Here is an example of a function that crashes because of the omp directive:
void PlanarizationConstraint::fillSparseMatrix(const Optimizer& opt, vector<T>& elements, double mu)
{
int size = 3;
#pragma omp parallel for schedule (static)
for(int i = 0; i < opt.FVIc.outerSize(); i++)
{
int index = 3*i;
Eigen::Matrix<double,3,3> Qxyz = Eigen::Matrix<double,3,3>::Zero();
for(SpMat::InnerIterator it(opt.FVIc,i); it; ++it)
{
int face = it.row();
for(int n = 0; n < size; n++)
{
Qxyz.row(n) += N(face,n)*N.row(face);
elements.push_back(T(index+n,offset+face,(1 - mu)*N(face,n)));
}
}
for(int n = 0; n < size; n++)
{
for(int k = 0; k < size; k++)
{
elements.push_back(T(index+n,index+k,(1-mu)*Qxyz(n,k)));
}
}
}
#pragma omp parallel for schedule (static)
for(int j = 0; j < opt.VFIc.outerSize(); j++)
{
elements.push_back(T(offset+j,offset+j,opt.fvi[j]));
for(SpMat::InnerIterator it(opt.VFIc,j); it; ++it)
{
int index = 3*it.row();
for(int n = 0; n < size; n++)
{
elements.push_back(T(offset+j,index+n,N(j,n)));
}
}
}
}
And here is an example of code that works very well with those directives (and is faster because of it)
Eigen::MatrixXd Optimizer::OptimizeLLGeneral()
{
ConstraintsManager manager;
SurfaceConstraint surface(1,true);
PlanarizationConstraint planarization(1,true,3^Nv,Nf);
manager.addConstraint(&surface);
manager.addConstraint(&planarization);
double mu = mu0;
for(int k = 0; k < iterations; k++)
{
#pragma omp parallel for schedule (static)
for(int j = 0; j < VFIc.outerSize(); j++)
{
manager.calcVariableMatrix(*this,j);
}
#pragma omp parallel for schedule (static)
for(int i = 0; i < FVIc.outerSize(); i++)
{
Eigen::MatrixXd A = Eigen::Matrix<double, 3, 3>::Zero();
Eigen::MatrixXd b = Eigen::Matrix<double, 1, 3>::Zero();
manager.addLocalMatrixComponent(*this,i,A,b,mu);
Eigen::VectorXd temp = b.transpose();
Q.row(i) = A.colPivHouseholderQr().solve(temp);
}
mu = r*mu;
}
return Q;
}
My question is what makes one function work so well with the omp directive and what makes the other function crash? what is the difference that makes the omp directive act differently?
Before using openmp, you pushed back some data to the vector elements one by one.
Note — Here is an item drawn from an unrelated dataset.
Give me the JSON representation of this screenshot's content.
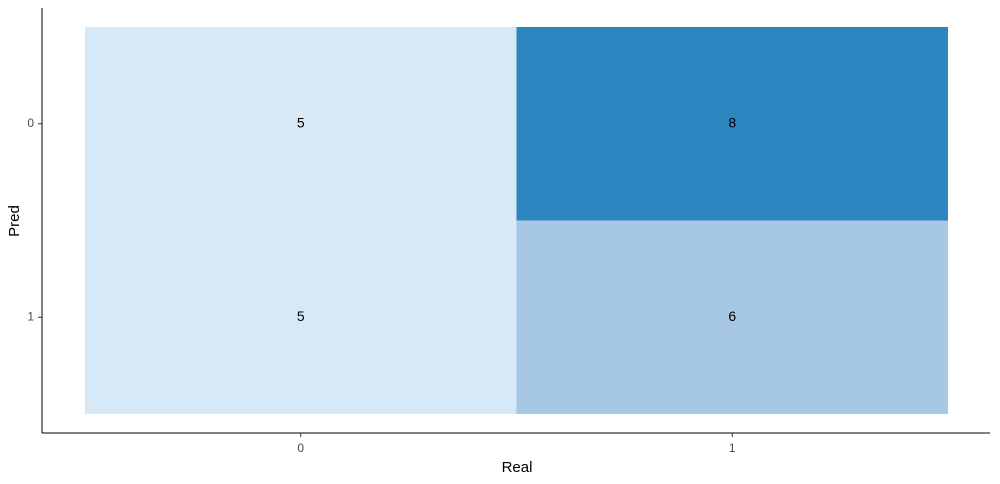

However, with openmp, there will be several threads running the code in the for loop in parallel. When more than one thread are pushing back data to the vector elements at the same time, and when there's no code to ensure that one thread will not start pushing before another one finishes, problem will happen. That's why your code crashes.
To solve this problem, you could use local buff vectors. Each thread first push data to its private local buffer vector, then you can concatenate these buffer vectors together into a single vector.
You will notice that this method can not maintain the original order of the data elements in the vector elements. If you want to do that, you could calculate each expected index of the data element and assign the data to the right position directly.
update
OpenMP provides APIs to let you know how many threads you use and which thread you are using. See omp_get_max_threads() and omp_get_thread_num() for more info.